Ist die Welt wieder in die Fugen geraten? Ist das die späte Einsicht eines Internetkonzerns, dass Papier doch viel geduldiger ist, als es Chips, Festplatte, Serverbatterien oder Magnetbänder je waren und sind? Eben berichtet das Handelsblatt, Google habe von einem der größten Papierkonzerne der Welt, Stora Enso, eine Papierfabrik im finnischen Hamina erworben.

»Kehrt Google dem digitalen Zeitalter den Rücken und will künftig nur noch Flugblätter verteilen?« fragte das Handelsblatt und die Antwort kam prompt: »Nein«, sagt Petri Kokko, Finnland-Chef des Suchmotoren-Marktführers und klärt auf: »Es solle dort ein neues Daten-Zentrum entstehen.« Aber warum Finnland, fragen wir uns, und dann noch ein Invest von 40 Mio. Euro für das 160 Hektar große Firmengelände?
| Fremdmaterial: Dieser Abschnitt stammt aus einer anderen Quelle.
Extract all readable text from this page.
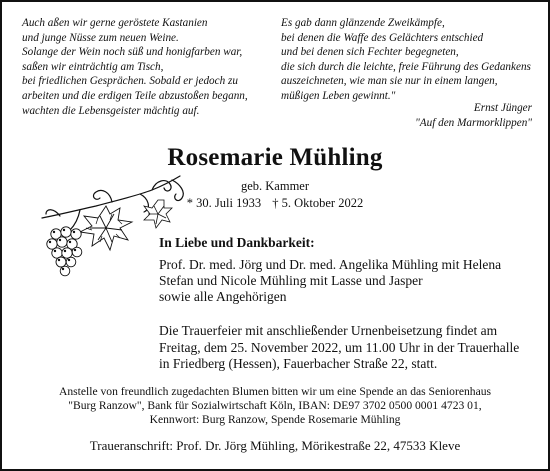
Auch aßen wir gerne geröstete Kastanien
und junge Nüsse zum neuen Weine.
Solange der Wein noch süß und honigfarben war,
saßen wir einträchtig am Tisch,
bei friedlichen Gesprächen. Sobald er jedoch zu
arbeiten und die erdigen Teile abzustoßen begann,
wachten die Lebensgeister mächtig auf.
Es gab dann glänzende Zweikämpfe,
bei denen die Waffe des Gelächters entschied
und bei denen sich Fechter begegneten,
die sich durch die leichte, freie Führung des Gedankens
auszeichneten, wie man sie nur in einem langen,
müßigen Leben gewinnt."
Ernst Jünger
"Auf den Marmorklippen"
Rosemarie Mühling
geb. Kammer
* 30. Juli 1933 † 5. Oktober 2022
In Liebe und Dankbarkeit:
Prof. Dr. med. Jörg und Dr. med. Angelika Mühling mit Helena
Stefan und Nicole Mühling mit Lasse und Jasper
sowie alle Angehörigen
Die Trauerfeier mit anschließender Urnenbeisetzung findet am
Freitag, dem 25. November 2022, um 11.00 Uhr in der Trauerhalle
in Friedberg (Hessen), Fauerbacher Straße 22, statt.
Anstelle von freundlich zugedachten Blumen bitten wir um eine Spende an das Seniorenhaus
"Burg Ranzow", Bank für Sozialwirtschaft Köln, IBAN: DE97 3702 0500 0001 4723 01,
Kennwort: Burg Ranzow, Spende Rosemarie Mühling
Traueranschrift: Prof. Dr. Jörg Mühling, Mörikestraße 22, 47533 Kleve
Das Handelsblatt erläutert, es ginge Google einmal um die Nähe zu Russland: Nach St. Petersburg seien es gerade 240 km. Und dort leben 7 Mio. potentielle Surfer. Zum anderen stellt die Ostsee hinreichend Kühlwasser für heißgelaufene Drähte zur Verfügung. Nicht nur in der Papierproduktion ist Wasser ein kostbares Element.
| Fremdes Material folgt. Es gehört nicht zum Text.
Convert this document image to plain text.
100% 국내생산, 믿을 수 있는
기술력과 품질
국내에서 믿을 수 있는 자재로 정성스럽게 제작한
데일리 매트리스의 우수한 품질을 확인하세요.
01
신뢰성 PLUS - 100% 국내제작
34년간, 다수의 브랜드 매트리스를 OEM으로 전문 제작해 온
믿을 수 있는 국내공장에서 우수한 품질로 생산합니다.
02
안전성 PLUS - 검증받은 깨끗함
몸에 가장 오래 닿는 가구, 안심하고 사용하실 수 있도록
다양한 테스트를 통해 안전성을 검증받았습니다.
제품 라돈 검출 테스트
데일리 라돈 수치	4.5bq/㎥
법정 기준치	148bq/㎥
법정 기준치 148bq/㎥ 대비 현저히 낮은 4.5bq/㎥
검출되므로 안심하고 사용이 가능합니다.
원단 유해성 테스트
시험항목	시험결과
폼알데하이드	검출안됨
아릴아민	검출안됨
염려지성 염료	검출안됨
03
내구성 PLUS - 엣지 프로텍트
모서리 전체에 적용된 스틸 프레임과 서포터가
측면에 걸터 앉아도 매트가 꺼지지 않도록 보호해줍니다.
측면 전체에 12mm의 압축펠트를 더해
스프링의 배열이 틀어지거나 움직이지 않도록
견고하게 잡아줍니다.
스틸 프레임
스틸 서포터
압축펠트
Den traditionellen Papierhersteller, Büchermachern oder den Haptikern unter uns mag diese Nachricht jedoch nur Hohn spotten: Nicht genug, dass das Internet immer stärker das Papier substituiert, nun verdrängen die Server schon die Papiermaschinen. Das mag ihnen vorkommen wie eine »schöne, neue Welt«!